Sterling’s the Biggest Loser Against a Strengthening Dollar

February 22, 2016

Sterling fell 2.0% against the U.S. currency, which also has risen 0.9% against the euro, 0.8% relative to the Swiss franc and 0.5% vis-a-vis the yen. 

Emerging market currencies and commodity-sensitive monies have also performed well this Monday.  The U.S. dollar lost 1.1% against the Aussie dollar, 0.4% versus the kiwi, 0.5% against the rand and 0.2% against the loonie.  The ruble has risen over 1.0%.

West Texas Intermediate crude oil jumped 3.5% to $30.68 per barrel, while gold sank 2.0% to $1,202.90 per troy ounce.

Mayor Johnson of London revealed that he favors the U.K. leaving the European Union.  This creates a nasty split with Prime Minister Cameron, who won some concessions with other EU governments in an effort to keep the country in the EU.  Voters will decide the question in a referendum scheduled for June 23.

The Conference of British Industries’ monthly industrial trends index printed at -17 in February, two points less than the January reading, a four-month low, and the second weakest score in over a year.

The better tone in share prices last week has been extended.  Optimism got a boost from the sacking of China’s securities regulations czar.  The Shanghai Composite stock index rose 2.4%.  Share prices also closed up 1.0% in Australia and 0.9% in both Hong Kong and Japan.  In Europe, equities have so far climbed 2.9% in Italy, 2.1% in Spain, 2.0% in Germany, 1.7% in Greece, 1.6% in France, 1.4% in Switzerland and even 1.2% in Great Britain.

The ten-year British gilt yield rose three basis points, while its Japanese and German counterparts remained unchanged at -0.1% and 0.20%, respectively.

Preliminary purchasing manager survey results for February were reported for Japan and the eurozone.

  • Japan’s manufacturing PMI dropped 2.1 points to an 8-month low of 50.2, connoting stagnation.  Export orders growth weakened to a 3-year low.
  • Euroland’s composite PMI fell 0.9 points to a 13-month low of 52.7, suggesting that GDP growth probably slowed to about 0.25% this quarter.  The weakening growth trend has been accompanied by intensifying deflationary pressure.  The manufacturing gauge slumped to a 12-month low, while services fell to a 13-month low.
  • Germany has developed a two-speed economy.  The composite German PMI fell to a 7-month low of 53.8 according to the preliminary estimate.  While services grew marginally faster than in January with a robust reading of 55.1, manufacturing dropped 2.1 points to a 15-month low of 50.2, signaling near stagnation.  Manufacturing orders hit a 7-month low, reflecting the global slowdown.
  • The French Composite PMI dipped under the 50 no change line (scoring 49.8) for the first time since January 2015.  There was little strength in either services (a two-month low of 49.8) or manufacturing (2-month high of 50.3).  A silver lining was a 6-month high in business expectations.
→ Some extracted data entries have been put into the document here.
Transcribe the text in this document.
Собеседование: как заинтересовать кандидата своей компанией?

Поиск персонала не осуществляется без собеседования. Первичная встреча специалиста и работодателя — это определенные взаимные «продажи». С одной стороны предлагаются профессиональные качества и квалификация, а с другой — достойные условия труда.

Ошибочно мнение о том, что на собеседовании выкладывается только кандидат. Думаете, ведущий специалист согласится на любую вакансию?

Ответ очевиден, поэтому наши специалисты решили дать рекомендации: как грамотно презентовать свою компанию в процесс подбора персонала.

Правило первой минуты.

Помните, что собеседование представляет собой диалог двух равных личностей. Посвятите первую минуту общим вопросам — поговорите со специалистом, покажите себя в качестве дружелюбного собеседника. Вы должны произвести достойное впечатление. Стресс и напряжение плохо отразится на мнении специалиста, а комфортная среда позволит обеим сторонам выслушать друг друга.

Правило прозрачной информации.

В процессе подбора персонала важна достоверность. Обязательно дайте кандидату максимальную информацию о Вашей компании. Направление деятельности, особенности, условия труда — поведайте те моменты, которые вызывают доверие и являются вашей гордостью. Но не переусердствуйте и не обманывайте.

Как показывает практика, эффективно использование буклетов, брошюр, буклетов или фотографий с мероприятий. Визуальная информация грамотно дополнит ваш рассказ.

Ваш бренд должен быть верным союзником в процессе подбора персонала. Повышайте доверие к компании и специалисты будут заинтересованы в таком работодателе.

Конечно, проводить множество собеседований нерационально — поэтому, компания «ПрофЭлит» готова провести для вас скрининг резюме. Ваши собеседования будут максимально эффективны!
China’s MNI business indicator weakened 2.4 points to a reading of 49.9 in February from 52.3 in January and 52.7 at end-2015.

Final Italian consumer price data confirmed the flash indication.  The CPI fell 0.2% in January but was 0.3% higher than a year earlier.  Core inflation accelerated to 0.8% from 0.6% in December.

The Swiss PPI/import price index dropped 0.4% in January, same as December’s monthly decrease, and was 5.3% below a year ago.  Import prices sank another 0.8% on month.  Domestic producer prices were 3.7% lower than a year before. 

Irish PPI inflation slowed sharply to a 14-month low of 1.3% in January.  The November-over-November increase had been 4.4%.

Japanese supermarket sales were 2.3% greater last month than in January 2015.

The Chicago Fed National Activity Index is due shortly.  The U.S. preliminary factory PMI survey compiled by Markit Economics also gets revealed this morning.  There’s a Bank of Israel policy meeting today.